A judgment vs a lunatic, is not, on that account, necessarily void, nor is a replevy bond, but only voidable. The Chancellor will exercise his discretion in setting aside a replevy bond,even where the defendant who gave it was of unsound mind at its date, and where it was for a just debt, and clear of fraud, or the use of other undue means, refuse to interfere, or to set aside a sale made under execution thereon.

*104But even if in this we should be mistaken, we are not satisfied they are entitled to the relief sought. As to the judgment, we are very clearly of the opinion it was valid; it was rendered upon a just and legal demand, and even if the deceased had, at the time, been found a lunatic and a committee appointed, yet the judgment would not have been void, as settled by this Court in Allison vs Taylor, (6 Dana, 87.) The judgment, therefore, being just and valid, the replevin bond taken in virtue thereof by authority of law, we think was not void, although Edmund H. Taylor was at the time, of unsound mind. The replevy of a judgment was contemplated by the Legislature as a benefit to the defendant, and the right of reple. vy is, therefore, expressly given. It would be difficult to assign a satisfactory reason why the bond in this case is not equally valid and conclusive as the original judgment. But regarding the replevy as the mere act of Taylor, and that he was, at the time, of unsound mind, it would at most, be voidable, according to the principles recognized by this Court in the case of Ormsby vs Breckinridge, (1 J. J. Marshall, 238.)

And considering it in that point of view, we think the complainants are still not entitled to relief. It rests in the exercise of a sound discretion by the Chancellor, whether, under all the circumstances, the sale made under an execution which issued upon the bond, should be set aside; as we have seen, there was no fraud, oppression, or unfairness in taking the bond, or attending the sale. The levy upon the land appears to have been made by the direction of the son and agent of the deceased. The land sold for a fair price. The proof is that it was *105necessary to sell the land or slaves of Taylor to pay the debt, and that it was more to his advantage that the land should be sold than the slaves. He had, at the time of the sale, a committee consisting of a son, a son-in-law, and another individual, neither of whom made any objection to the sale at the time, nor did his committee ever make any objection to it, nor any of his family, till the institution of this suit. If there was any fraud or unfairness in the sale, why, it'may be asked, was it not corrected as it might have been, by his committee, at an earlier day? Why did they permit the land to be conveyed to the purchaser and afterwards sold and conveyed to innocent purchasers, without objection or an intimation from any quarter, that the sale under-the execution had not been fair and valid?

As to the alledged surplus, the complainants have failed in showing, on that account, any claim to relief.

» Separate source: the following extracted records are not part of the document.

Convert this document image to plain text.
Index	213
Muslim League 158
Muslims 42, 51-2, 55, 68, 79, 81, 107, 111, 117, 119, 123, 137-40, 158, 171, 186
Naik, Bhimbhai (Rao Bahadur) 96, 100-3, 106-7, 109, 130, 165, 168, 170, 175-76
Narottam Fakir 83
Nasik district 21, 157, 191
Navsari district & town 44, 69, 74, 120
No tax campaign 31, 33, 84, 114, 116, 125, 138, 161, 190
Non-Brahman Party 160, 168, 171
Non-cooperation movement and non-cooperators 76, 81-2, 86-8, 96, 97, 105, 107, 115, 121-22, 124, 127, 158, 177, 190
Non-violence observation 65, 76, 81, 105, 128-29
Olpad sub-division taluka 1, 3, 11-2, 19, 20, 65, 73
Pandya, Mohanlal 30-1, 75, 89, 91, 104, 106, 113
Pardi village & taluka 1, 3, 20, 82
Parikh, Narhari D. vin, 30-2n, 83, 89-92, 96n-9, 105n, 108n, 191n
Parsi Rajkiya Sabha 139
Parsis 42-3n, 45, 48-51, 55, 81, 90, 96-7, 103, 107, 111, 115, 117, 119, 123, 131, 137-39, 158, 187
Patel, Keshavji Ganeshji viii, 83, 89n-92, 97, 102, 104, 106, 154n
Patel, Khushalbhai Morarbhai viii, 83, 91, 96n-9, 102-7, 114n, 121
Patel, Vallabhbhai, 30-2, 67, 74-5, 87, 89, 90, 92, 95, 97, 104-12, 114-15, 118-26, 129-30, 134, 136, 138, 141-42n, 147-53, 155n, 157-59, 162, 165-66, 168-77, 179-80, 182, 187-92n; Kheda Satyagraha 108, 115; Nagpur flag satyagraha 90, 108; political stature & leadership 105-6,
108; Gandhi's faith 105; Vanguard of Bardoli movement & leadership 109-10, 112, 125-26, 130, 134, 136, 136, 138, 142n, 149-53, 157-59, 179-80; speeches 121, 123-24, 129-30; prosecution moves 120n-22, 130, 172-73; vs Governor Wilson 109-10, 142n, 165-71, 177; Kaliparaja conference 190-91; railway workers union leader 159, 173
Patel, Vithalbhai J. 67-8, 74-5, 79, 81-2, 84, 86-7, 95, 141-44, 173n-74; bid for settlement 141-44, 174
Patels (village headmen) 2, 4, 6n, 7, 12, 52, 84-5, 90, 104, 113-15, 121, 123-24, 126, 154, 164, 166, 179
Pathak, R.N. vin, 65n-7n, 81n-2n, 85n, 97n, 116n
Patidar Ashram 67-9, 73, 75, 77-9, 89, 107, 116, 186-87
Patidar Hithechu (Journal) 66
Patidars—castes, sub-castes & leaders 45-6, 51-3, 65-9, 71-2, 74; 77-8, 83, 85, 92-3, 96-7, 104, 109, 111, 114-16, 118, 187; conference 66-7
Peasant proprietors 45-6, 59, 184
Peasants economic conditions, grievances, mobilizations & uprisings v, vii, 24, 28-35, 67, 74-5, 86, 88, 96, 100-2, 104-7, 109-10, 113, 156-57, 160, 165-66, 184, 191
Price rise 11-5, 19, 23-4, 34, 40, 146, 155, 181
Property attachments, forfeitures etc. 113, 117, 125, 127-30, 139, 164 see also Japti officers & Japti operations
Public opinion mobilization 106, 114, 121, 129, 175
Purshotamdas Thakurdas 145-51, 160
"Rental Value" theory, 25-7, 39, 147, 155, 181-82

How the endorsement upon the execution that issued upon the original judgment, directing the Sheriff to make six per cent, interest upon $4000 of the judgment, came to be made, does not appear. The endorsement was made, as certified by the Clerk, by order of the Judge. The record of the proceedings at law, except a copy of the judgment, is not exhibited; it may have been made by consent of parties, on account of the indulgence extended by the plaintiff. But the complainants, in their bill, do not complain of it as unauthorized or unjust; but in no view of it, as against the Shirleys, is it entitled to any consideration; it constituted no part of the purchase money for the land in the sale under execution; the proceeds of the sale did not discharge the judgment, independent of the interest. If too much was after wards collected, the remedy was against the Bank, but there was no lien upon the land as against the appellants.

In view of the whole, we are satisfied the sale ought not to be disturbed, and that the complainants are not entitled to any relief.

The decree is, therefore, reversed, and the cause remanded, with directions to dismiss the complainant’s bill *106with costs, and the plaintiffs are entitled to their cost in . this Court.

Pirtle and Browne for plaintiffs; Guthrie for defendants.